MLPerf, the AI benchmarking suite sometimes known as the “Olympics of machine learning,” makes it easier to do apples-to-apples testing of different AI platforms. A large system based on Nvidia chips just took the honors for benchmarks related to the tuning of large language models and running graph neural networks.
AI Insights
“Why a physician would ever have to use Epyc I don’t know. They shouldn’t need to. An AI will do that for them.”
Elephants call out to each other using individual names that they invent, according to a new study that used AI to analyze hundreds of hours of audio recordings of the calls made by two wild African elephant herds in Kenya. Elephants and humans are now the only two species known to invent names for each other.

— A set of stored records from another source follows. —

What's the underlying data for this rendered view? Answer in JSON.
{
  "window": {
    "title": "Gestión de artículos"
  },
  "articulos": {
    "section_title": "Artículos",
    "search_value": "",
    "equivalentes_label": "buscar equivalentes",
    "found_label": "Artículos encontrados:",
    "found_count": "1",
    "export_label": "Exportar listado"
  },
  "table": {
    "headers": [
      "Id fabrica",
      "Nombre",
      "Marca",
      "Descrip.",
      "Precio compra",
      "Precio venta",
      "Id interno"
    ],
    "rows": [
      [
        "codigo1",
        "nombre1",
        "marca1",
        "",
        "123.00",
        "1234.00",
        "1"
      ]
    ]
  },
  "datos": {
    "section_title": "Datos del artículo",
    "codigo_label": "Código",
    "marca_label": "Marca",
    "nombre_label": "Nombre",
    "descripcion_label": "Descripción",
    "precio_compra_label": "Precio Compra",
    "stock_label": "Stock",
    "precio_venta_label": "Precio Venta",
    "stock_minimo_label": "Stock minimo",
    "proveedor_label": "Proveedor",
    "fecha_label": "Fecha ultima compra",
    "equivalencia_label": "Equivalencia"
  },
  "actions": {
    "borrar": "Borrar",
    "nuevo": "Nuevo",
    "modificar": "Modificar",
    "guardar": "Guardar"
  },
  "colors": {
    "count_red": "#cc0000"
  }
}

Todd McKinnon, CEO of cybersecurity firm Okta, thinks that without the massive, ongoing R&D investments that Google makes to develop its own in-house AI models, Microsoft may be relegated to being an AI “consultancy” in the future. While they have had several public missteps with Gemini, Google remains well-placed to win the AI race in the long term. Speaking on CNBC, McKinnon sees high potential for AI but warned, “I actually expect the swing of regulation to go so far that we leave only the biggest, most powerful companies in control of AI.”
The Walton Foundation has released a new survey on the role AI is playing in the classroom. Teacher awareness of ChatGPT has risen to 79%, up from 25% a year ago. The full report shares details on how AI chatbots are being used by K-12 students, undergrads, teachers, and parents and their attitudes toward them. Across the board, people agree that chatbots have had more of a positive than negative impact, have legitimate educational uses, and they expect to increase their AI use in the next five years.
Building on last week’s article, Synthetic makes the case that academia must adapt quickly to embrace AI so it can fulfill its vital role preparing society for the monumental AI-driven transition ahead. Our education system needs to cut costs, transition its focus to lifelong learning, and reimagine tuition and pedagogy to meet the needs of the 21st century.